However, with the rise of competitive gaming also comes the notion that these players need to adhere to certain standards of professionalism, the same kind we expect from athletes in other sports. One such standard has sparked a bit of a controversy in the fighting game community as the Killer Instinct World Cup announced that they would not be tolerating teabagging in their tournament and anyone caught breaking this rule will be banned from all events associated with the World Cup for the 2017 season.

Brandon Alexander, one of the administrators for the World Cup, commented on the decision to reinforce this rule. According to a post on Facebook, the reason is simple professionalism. He also mentions how teabagging and other forms of taunts seem to elicit violent reactions from players, with some reports of others threatening physical harm. Their decision to ban teabagging is just their way of promoting a professional and safe experience.
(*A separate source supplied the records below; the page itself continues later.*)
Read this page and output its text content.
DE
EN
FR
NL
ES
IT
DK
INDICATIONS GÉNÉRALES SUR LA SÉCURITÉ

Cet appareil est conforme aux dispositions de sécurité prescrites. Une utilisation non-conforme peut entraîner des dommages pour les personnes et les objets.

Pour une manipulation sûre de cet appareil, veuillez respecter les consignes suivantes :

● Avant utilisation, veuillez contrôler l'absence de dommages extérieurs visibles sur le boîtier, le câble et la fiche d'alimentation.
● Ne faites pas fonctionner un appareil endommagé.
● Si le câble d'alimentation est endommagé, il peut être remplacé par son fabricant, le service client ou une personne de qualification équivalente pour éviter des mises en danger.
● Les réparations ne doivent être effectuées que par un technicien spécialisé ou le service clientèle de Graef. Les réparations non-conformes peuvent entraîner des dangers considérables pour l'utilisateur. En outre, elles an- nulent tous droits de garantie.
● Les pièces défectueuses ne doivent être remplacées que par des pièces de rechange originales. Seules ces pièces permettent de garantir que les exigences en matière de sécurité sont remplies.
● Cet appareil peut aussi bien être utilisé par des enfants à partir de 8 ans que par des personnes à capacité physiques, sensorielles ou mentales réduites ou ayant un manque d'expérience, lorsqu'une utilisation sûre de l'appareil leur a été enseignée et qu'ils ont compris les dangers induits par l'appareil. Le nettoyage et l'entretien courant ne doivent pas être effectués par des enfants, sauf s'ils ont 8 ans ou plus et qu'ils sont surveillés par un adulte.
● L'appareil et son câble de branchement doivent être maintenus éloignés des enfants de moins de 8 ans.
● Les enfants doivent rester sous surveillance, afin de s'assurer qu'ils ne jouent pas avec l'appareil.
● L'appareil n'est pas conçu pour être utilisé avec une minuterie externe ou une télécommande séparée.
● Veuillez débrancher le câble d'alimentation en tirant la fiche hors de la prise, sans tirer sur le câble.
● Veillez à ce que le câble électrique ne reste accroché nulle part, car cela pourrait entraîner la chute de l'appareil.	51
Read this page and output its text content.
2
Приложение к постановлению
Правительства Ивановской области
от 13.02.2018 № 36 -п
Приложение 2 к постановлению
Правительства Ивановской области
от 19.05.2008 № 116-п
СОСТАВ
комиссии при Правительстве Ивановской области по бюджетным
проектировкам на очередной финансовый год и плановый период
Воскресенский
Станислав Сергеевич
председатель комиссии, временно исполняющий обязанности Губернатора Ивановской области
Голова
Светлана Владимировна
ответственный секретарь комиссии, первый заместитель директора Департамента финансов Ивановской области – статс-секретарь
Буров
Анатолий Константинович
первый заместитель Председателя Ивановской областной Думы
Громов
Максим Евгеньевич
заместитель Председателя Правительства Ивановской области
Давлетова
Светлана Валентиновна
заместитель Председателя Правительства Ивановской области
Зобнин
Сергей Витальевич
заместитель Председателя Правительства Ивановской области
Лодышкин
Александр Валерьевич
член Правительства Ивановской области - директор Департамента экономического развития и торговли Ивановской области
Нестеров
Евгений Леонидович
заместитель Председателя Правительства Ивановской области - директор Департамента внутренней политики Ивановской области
But not everyone is happy with this decision, with many seeing it as a form of censorship on how people play their games. Perhaps seeing it as the beginning of a slippery slope of rules that will stifle and control how the game is played. Interestingly enough, one of these unhappy voices is Killer Instinct game designer Adam Heart.

Heart took to Twitter and started commenting on this rule saying how taunting and disrespecting your opponent is a psychological play and that removing it removes an “important human aspect” from fighting games. He also comments on how forcing everyone to be friendly is “shortsighted” and that he’ll make sure to add a form of taunting in any competitive game he makes in the future.

So it’s easy to see that there’s a bit of a divide in the community right now. Is the KIWC being too restrictive with their rules and enforcing all the wrong things or are those outraged just overreacting to the whole ordeal? Both sides have good reasons behind their arguments, so it’ll be interesting to see how this story develops in the future.